Studies have shown that people with diabetes face a higher chance of complications if they contract COVID-19. The American Diabetes Association has some answers for those with concerns about managing their health at this time.
Are people with diabetes more likely to get COVID-19?
There is not enough data to show whether or not people with diabetes are more likely to get COVID-19 than the general population. The problem people with diabetes face is primarily a problem of worse outcomes, not greater chance of contracting the virus.
Regarding people with diabetes having much higher rates of serious complications and death than people without diabetes—and generally speaking, it appears that the more health conditions someone has (for example, diabetes and heart disease), the higher their chance of getting serious complications from COVID-19.
Do people with diabetes have a higher chance of experiencing serious complications from COVID-19?
People with diabetes do face a higher chance of experiencing serious complications from COVID-19. In general, people with diabetes are more likely to experience severe symptoms and complications when infected with a virus.
Your risk of getting very sick from COVID-19 is likely to be lower if your diabetes is well-managed. When people with diabetes do not manage their diabetes well and experience fluctuating blood sugars, they are generally at risk for a number of diabetes-related complications.
Having heart disease or other complications in addition to diabetes could worsen the chance of getting seriously ill from COVID-19, like other viral infections, because your body’s ability to fight off an infection is compromised.
Viral infections can also increase inflammation, or internal swelling, in people with diabetes. This is also caused by above-target blood sugars, and both could contribute to more severe complications.
What are the symptoms and warning signs I should be watching out for? What do I do if I think I’m developing them?

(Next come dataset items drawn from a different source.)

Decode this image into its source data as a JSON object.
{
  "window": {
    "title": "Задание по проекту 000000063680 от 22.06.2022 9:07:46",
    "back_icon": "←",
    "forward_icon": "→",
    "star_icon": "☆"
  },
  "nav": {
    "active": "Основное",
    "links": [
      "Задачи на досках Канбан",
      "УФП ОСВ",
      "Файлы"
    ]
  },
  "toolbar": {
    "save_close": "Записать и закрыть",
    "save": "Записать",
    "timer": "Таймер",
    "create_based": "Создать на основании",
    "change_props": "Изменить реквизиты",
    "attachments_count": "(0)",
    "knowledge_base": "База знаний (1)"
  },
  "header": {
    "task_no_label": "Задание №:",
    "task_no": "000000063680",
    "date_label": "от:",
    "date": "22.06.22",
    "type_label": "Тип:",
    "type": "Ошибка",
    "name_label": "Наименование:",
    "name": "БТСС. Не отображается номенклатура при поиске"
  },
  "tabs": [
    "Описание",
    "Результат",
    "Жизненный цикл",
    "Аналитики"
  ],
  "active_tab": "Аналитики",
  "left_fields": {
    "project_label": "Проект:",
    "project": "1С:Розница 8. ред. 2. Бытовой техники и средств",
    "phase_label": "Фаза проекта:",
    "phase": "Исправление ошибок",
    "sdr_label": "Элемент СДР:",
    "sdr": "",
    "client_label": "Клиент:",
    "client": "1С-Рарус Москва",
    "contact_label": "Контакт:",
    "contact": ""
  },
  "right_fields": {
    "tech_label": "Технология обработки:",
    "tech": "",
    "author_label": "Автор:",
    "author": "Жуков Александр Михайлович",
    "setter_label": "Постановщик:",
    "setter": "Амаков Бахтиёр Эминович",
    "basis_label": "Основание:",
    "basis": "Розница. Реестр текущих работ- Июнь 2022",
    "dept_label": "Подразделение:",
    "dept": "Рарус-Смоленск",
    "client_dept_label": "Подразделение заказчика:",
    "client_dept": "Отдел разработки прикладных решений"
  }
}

Pay attention for potential COVID-19 symptoms including fever, dry cough, and shortness of breath. If you feel like you are developing symptoms, call your doctor. When you call:
- Have your glucose reading available
- Have your ketone reading available
- Keep track of your fluid consumption (you can use a 1-liter water bottle) and report
- Be clear on your symptoms (for example: are you nauseated? Just a stuffy nose?)
- Ask your questions on how to manage your diabetes
What are the emergency warning signs? What should I do if I’m experiencing them?

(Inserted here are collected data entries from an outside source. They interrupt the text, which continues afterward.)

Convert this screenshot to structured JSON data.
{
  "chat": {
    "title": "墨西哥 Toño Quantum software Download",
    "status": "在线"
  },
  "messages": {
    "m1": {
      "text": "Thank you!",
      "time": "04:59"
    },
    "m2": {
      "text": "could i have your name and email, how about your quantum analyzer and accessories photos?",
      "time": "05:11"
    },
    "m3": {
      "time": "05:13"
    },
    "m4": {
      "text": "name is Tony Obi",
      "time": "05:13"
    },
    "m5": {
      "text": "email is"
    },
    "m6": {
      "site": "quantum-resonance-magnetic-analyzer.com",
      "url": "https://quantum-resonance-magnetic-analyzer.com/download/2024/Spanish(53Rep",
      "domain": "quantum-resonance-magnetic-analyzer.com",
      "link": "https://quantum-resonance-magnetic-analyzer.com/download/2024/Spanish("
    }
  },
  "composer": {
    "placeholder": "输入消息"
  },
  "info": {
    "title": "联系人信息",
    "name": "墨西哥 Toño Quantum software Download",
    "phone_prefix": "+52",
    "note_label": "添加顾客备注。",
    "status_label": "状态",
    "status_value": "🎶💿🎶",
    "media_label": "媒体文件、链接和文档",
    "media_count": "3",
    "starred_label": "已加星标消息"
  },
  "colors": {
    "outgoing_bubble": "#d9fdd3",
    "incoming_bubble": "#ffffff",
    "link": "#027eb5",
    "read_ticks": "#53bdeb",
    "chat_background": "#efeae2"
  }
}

If you develop emergency warning signs for COVID-19, get medical attention immediately. In adults, emergency warning signs include:
- Difficulty breathing or shortness of breath
- Persistent pain or pressure in the chest
- New confusion or inability to arouse
- Bluish lips or face
What should I do to prevent the spread of COVID-19 in my home? What do I do if someone in my household has the virus?

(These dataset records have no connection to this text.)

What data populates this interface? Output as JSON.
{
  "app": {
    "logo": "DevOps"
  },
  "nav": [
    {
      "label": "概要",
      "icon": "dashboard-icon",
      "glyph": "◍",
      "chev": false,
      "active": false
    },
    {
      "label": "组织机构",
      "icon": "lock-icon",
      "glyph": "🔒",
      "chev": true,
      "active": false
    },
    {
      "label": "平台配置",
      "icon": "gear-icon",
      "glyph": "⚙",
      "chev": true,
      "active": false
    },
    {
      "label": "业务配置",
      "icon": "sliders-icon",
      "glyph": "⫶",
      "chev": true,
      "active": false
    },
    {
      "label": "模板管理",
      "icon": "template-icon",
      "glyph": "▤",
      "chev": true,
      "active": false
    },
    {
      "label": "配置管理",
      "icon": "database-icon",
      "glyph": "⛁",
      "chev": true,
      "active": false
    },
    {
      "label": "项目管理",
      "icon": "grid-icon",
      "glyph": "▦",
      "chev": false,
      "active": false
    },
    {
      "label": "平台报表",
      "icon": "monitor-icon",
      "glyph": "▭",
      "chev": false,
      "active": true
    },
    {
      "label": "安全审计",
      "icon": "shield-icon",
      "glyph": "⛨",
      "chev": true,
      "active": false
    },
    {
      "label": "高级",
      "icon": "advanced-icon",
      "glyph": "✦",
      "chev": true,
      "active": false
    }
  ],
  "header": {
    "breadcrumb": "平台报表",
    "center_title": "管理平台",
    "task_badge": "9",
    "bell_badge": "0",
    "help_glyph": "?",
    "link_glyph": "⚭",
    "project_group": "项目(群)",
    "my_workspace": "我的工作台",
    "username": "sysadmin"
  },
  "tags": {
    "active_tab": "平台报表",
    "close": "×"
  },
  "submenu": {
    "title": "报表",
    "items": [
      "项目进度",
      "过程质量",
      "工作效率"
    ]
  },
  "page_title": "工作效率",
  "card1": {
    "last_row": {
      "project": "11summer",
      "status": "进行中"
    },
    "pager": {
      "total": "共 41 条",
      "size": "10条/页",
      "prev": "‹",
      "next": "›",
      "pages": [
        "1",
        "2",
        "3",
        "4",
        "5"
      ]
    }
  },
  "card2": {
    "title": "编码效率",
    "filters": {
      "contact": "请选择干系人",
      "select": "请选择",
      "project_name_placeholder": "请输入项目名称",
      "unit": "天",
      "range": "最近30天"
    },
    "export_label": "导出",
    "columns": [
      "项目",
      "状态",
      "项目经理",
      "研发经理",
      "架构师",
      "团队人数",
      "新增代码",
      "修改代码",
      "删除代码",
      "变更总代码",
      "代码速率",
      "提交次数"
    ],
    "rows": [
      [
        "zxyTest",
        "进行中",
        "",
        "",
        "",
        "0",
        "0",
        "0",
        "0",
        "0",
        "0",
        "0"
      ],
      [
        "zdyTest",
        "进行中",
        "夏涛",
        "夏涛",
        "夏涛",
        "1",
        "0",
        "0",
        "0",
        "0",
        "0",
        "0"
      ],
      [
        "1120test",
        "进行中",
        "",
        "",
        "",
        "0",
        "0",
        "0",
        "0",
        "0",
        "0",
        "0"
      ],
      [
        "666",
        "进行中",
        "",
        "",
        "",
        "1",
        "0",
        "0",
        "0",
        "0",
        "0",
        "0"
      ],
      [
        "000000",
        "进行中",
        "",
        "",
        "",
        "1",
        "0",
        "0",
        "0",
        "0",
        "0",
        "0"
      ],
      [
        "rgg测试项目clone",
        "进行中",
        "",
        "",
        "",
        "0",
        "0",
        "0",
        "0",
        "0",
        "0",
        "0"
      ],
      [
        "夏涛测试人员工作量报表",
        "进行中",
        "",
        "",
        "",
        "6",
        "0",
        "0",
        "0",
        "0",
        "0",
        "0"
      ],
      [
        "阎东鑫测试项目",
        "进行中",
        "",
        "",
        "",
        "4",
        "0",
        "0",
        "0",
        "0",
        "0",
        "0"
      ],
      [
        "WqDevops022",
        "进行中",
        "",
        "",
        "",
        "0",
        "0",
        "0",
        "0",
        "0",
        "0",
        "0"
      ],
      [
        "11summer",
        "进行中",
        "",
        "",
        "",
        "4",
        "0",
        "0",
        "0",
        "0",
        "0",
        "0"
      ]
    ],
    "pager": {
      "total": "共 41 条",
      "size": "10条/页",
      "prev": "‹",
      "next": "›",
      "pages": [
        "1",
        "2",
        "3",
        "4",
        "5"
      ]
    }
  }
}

For people with underlying health conditions, including diabetes, healthy family members in the household should conduct themselves as if they were a significant risk to them. For example, they should be sure to wash their hands before feeding or caring for them. If possible, a protected space should be made available for vulnerable household members, and all utensils and surfaces should be cleaned regularly.
If a member of your household is sick, be sure to give them their own room, if possible, and keep the door closed. Have only one family member care for them, and consider providing additional protections or more intensive care for household members over 65 years old or with underlying health conditions.